By Kathryn G. Menu; Above: A new rendering of the approved 21 West Water Street condominiums.
In 2008, Roy “Buddy” Wines, IV and his Southampton-based construction company RLW4 broke ground on the 19-unit, luxury condominium project in Sag Harbor known as 21 West Water Street.
In 2009, the firm joined a number of other sub-contractors in walking off the job after they failed to be paid by development firm, East End Development, LLC.
Despite developers filing for chapter 11 bankruptcy in October, three-and-a-half years after the building was left to sit, vacant and unfinished, the project may be getting back on track.
On Monday night, Wines was joined by architects Ala Alavi and Cindy Meade in front of the Sag Harbor Historic Preservation and Architectural Review Board (ARB), where Alavi and Meade presented changes to the building’s architectural details.
According to Wines, the changes are a part of an overall effort to revive the project with the goal of finishing construction in the fall of 2013.
If finished it would complete a project originally proposed in 2006 — a project that was largely embraced by the community and the village boards, in part, because the development would replace a nightclub that was the source of ire for residents in the surrounding, residential neighborhoods.
However, the project was largely tied to a second development — another condominium project planned at 1, 3 and 5 Ferry Road — parcels owned by East End Ventures, which was owned by the same developers behind East End Development, Emil Talel and Michael Maidan. That project failed to find community support.
In 2009, while the Ferry Road condominium project was still being reviewed by the Sag Harbor Village planning board, the village’s zoning code was rewritten, drastically reducing the number of units allowed in the Ferry Road development.
In September of that year, Talel and East End Ventures filed a $30 million damages suit against the village as well as an Article 78 suit, claiming they were led to believe the project would be exempt from the new code. Both suits were dismissed in 2011 and in the meantime, as early as the fall of 2009, workers were already walking off the job at 21 West Water Street.
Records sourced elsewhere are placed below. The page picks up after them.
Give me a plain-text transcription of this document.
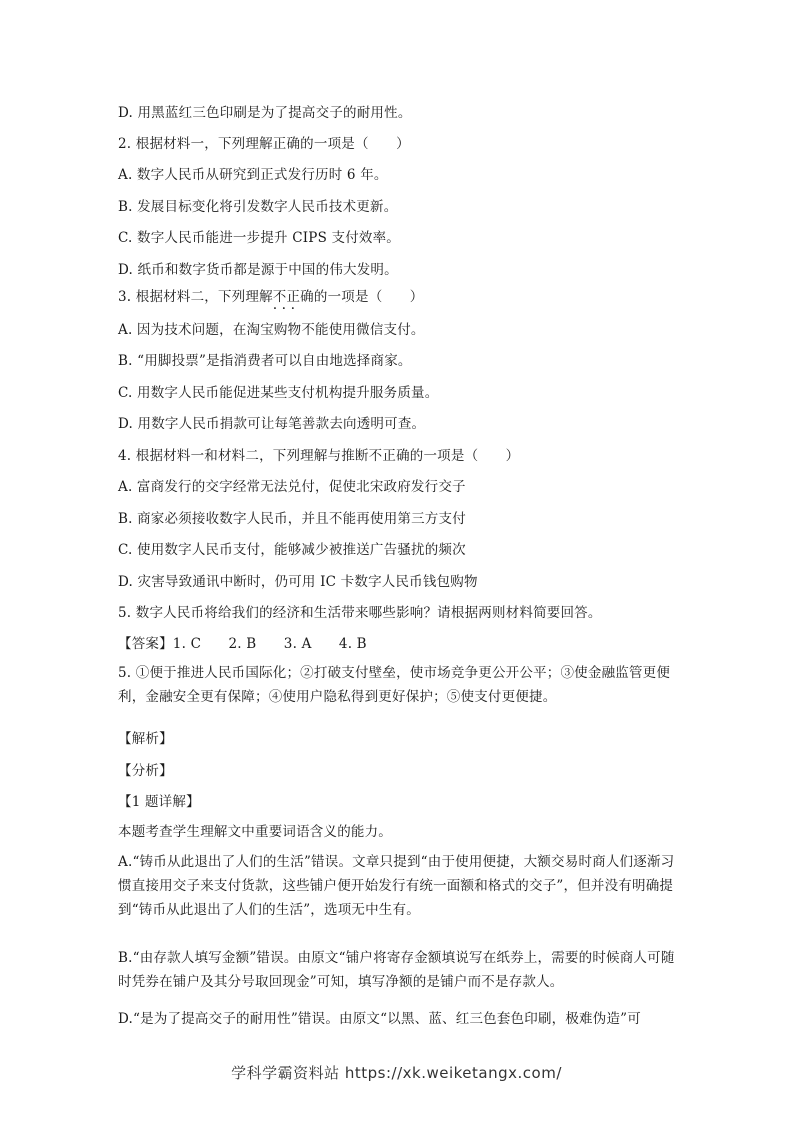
D. 用黑蓝红三色印刷是为了提高交子的耐用性。
2. 根据材料一，下列理解正确的一项是（　　）
A. 数字人民币从研究到正式发行历时 6 年。
B. 发展目标变化将引发数字人民币技术更新。
C. 数字人民币能进一步提升 CIPS 支付效率。
D. 纸币和数字货币都是源于中国的伟大发明。
3. 根据材料二，下列理解不正确 · · ·的一项是（　　）
A. 因为技术问题，在淘宝购物不能使用微信支付。
B. “用脚投票”是指消费者可以自由地选择商家。
C. 用数字人民币能促进某些支付机构提升服务质量。
D. 用数字人民币捐款可让每笔善款去向透明可查。
4. 根据材料一和材料二，下列理解与推断不正确的一项是（　　）
A. 富商发行的交字经常无法兑付，促使北宋政府发行交子
B. 商家必须接收数字人民币，并且不能再使用第三方支付
C. 使用数字人民币支付，能够减少被推送广告骚扰的频次
D. 灾害导致通讯中断时，仍可用 IC 卡数字人民币钱包购物
5. 数字人民币将给我们的经济和生活带来哪些影响？请根据两则材料简要回答。
【答案】1. C　　2. B　　3. A　　4. B
5. ①便于推进人民币国际化；②打破支付壁垒，使市场竞争更公开公平；③使金融监管更便利，金融安全更有保障；④使用户隐私得到更好保护；⑤使支付更便捷。
【解析】
【分析】
【1 题详解】
本题考查学生理解文中重要词语含义的能力。
A.“铸币从此退出了人们的生活”错误。文章只提到“由于使用便捷，大额交易时商人们逐渐习惯直接用交子来支付货款，这些铺户便开始发行有统一面额和格式的交子”，但并没有明确提到“铸币从此退出了人们的生活”，选项无中生有。
B.“由存款人填写金额”错误。由原文“铺户将寄存金额填说写在纸券上，需要的时候商人可随时凭券在铺户及其分号取回现金”可知，填写净额的是铺户而不是存款人。
D.“是为了提高交子的耐用性”错误。由原文“以黑、蓝、红三色套色印刷，极难伪造”可
学科学霸资料站 https://xk.weiketangx.com/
By July of 2010, there were over $3 million in liens recorded with the Suffolk County Clerk’s office against the property.
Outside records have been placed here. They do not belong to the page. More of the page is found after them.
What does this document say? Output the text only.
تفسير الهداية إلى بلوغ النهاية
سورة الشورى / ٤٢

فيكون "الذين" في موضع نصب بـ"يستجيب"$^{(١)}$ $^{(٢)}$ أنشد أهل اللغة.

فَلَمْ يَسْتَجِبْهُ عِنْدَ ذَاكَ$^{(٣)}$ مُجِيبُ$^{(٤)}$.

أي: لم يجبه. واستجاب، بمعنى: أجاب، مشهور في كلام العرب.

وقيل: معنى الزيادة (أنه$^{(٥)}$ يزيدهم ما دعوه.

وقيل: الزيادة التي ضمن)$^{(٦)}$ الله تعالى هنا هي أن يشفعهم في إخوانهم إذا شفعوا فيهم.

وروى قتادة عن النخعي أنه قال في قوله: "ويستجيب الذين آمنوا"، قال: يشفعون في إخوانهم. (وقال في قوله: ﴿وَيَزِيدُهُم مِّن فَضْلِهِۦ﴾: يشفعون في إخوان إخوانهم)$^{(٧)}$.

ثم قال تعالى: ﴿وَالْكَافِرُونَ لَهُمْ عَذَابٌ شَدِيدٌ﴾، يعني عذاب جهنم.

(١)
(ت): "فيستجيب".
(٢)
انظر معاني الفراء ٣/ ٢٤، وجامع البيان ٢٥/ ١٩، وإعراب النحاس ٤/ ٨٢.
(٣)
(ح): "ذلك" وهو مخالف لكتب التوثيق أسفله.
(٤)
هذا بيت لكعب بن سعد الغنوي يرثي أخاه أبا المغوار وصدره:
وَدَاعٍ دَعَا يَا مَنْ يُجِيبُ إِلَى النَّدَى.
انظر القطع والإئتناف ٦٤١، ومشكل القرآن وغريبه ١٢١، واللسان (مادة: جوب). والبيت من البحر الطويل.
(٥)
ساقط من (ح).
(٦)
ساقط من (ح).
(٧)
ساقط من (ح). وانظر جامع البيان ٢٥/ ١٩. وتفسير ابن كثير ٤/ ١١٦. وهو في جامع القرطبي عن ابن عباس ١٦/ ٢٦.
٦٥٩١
For years, Talel said he worked on renewing financing for the defunct project, but in October of 2012, East End Development LLC filed for Chapter 11 bankruptcy.
Talel is listed as the managing member of the LLC, with Maiden and Terry Soderberg also listed as co-debtors in the filing.
According to the original filing, East End Ventures debt associated with the 21 West Water Street property is estimated at $35,344,415.89. The filing states that East End Ventures assets include the half finished 21 West Water Street condominium building, which they value at $27,300,000.
Twenty-six mechanics’ liens are listed against the 21 West Water Street property from creditors holding secured claims in the bankruptcy case totaling $34,653,840.52 with an additional $7,353,840.52 in unsecured claims made by the same companies.
The largest mechanic’s lien filed against the property is by the Longview Ultra Construction Loan Fund through Amalgamated Bank — East End Venture’s loan provider. They filed a $30,484,011 lien on their own.
On Tuesday, Talel said all but one of the mechanic’s liens have been paid back in an effort to move the project forward.
According to James Freel, the Longview ULTRA Portfolio Manager and senior vice president and chief real estate officer with Amalgamated Bank, East End Development has filed a plan of reorganization that will call for a public sale of the property through a bankruptcy process.
Freel said he expects that sale should happen some time in the next several months.
The bank has provided the company with debtor-in-possession (DIP) financing, said Freel, in an effort to allow work to progress at the property, which will ultimately lead to a better return when the property is ultimately sold.
On Monday night, Alavi and Meade presented some of the design changes to the ARB, including replacing the façade with red cedar in a combination of shingle and clapboard Meade said was designed to break up the massing of the building.
They also proposed altering some window locations to align with the floor above and below, trimming corner boards and windows in white to create a more residential feel, said Meade.
They also proposed to alter the main lobby entrance and change the stone for the building’s siding and property wall to a real stone, rather than a composite. Glass railings have also been proposed for the balcony areas, and the wall for the penthouse suite are proposed to be dropped one-foot to allow residents in that apartment a water view.
Additional landscaping is also proposed for the garden apartments on the first floor, primarily in the form of privacy, privet hedges between the units.
“It’s much better,” said board member Christine Patrick, looking at the new plans.
“I would welcome anything to get it beyond where it is right now,” said board chairman Cee Scott Brown.
According to Wines, despite being vacant, the building was heated and cooled throughout and remains “in pristine condition inside.”
“We are ready to go as soon as we get the green light,” said Wines, who added the project will need planning board approval for the privet hedges.
“This is getting back more to what some of the original plans were like,” added Brown. “I don’t know where it took the turns in the stone, but it is getting better.”